On Multi-Part Elections

  1. Formalism ends violence by making the outcome of a dispute known. Another way of saying this is that a process is formalized when violence is eliminated through a rule based mechanism that turns it into a game or contract of sorts.” It’s important to keep in mind that one needs an unambiguous unbreakable rule for this to work – enforcement matters. I’m saying this to make clear that the criteria for Multi-Part Elections to work is that it provides not only unambiguous rules for conflicts, but also an enforcement mechanism.
  2. People will separate themselves based on ideological lines. The separation will reinforce itself. It is precisely this separation that actually leads to stability.” Until it grows far too much. Not to get all Marxist about a market of little governments, but some will definitely get more guns than others, and once that is in play, the talk must shift to military technology systems and what they imply in terms of political organization. We didn’t get to the nation state model arbitrarily, and we won’t get out of it arbitrarily. The question is: how do you effectively defend something, without breaking the whole system? Which leads us to…
  3. Power creates ideology.” This is unconvincing, if only because ideology is itself a source of power. You seem to admit it straight away: “any different system will seem immoral to you, because you, having been indoctrinated by the current system, share its morals“. To distinguish between power and the idea of power will demand something more than mere affirmation.

    The following discussion, based on this distinction, is not so wrong as it reverses the true complication: “The ideology becomes whatever is necessary to justify the power system. In the System of systems, aka, the exitocracy, a form of “live and let live” becomes the standard.
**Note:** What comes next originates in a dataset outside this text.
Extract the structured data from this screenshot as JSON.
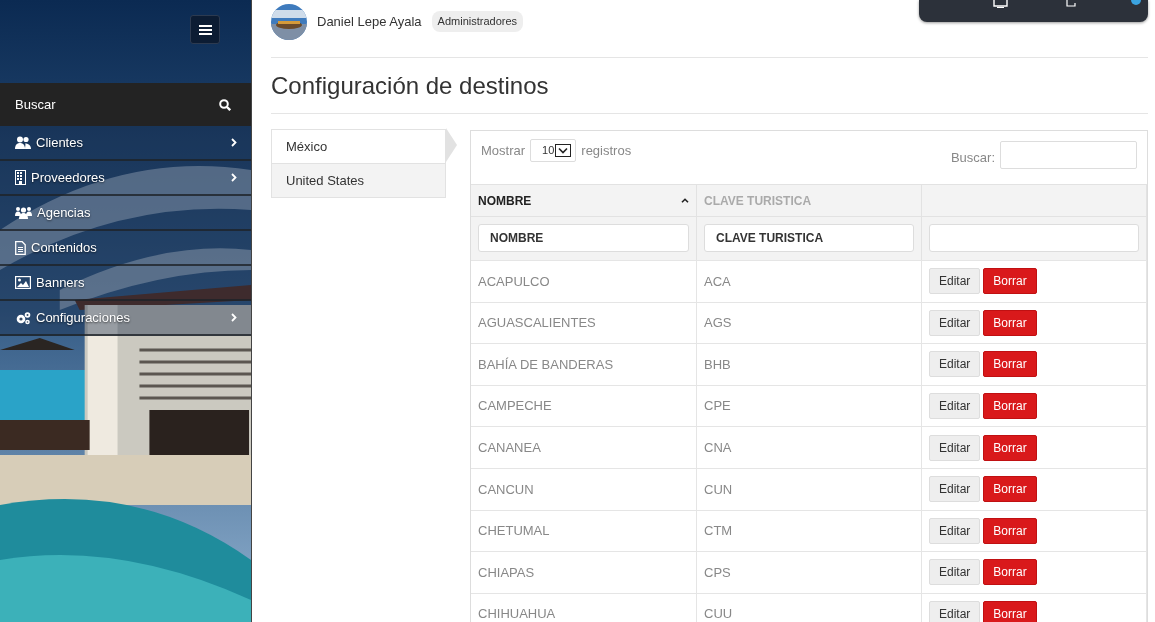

The federal government is forced to take a culturally relativist position in order to maintain military control over its territory.” Can the federal government maintain that position and have military control? What does the military believe? What is the ideology of those with military capability? Power is this ideology, what will make them pull the trigger.

  4. “[T]he federal government which does ONLY military, intelligence, and security matters.” Only? If the federal government holds sway of sovereign (primary) property, what about the outside? If it’s Fnargl, what will make it turn from Cathedral usual business to “a box for every monkey”?

Maybe I’m jumping ahead right here, but these are the main questions – that remain so far largely unanswered within NRx. The whole mechanics (the rules of the system) seems very neat, but the enforcement mechanism is still vague, at best. If the counties default to Fedgov’s authority for solving their (inevitable) quibbles, what makes the Fedgov accept this whole scheme in the first place? And what about what is outside of it (because internal trade barriers will certainly hamper the Federation’s industrial ability, as the Federalist Papers already had in mind)?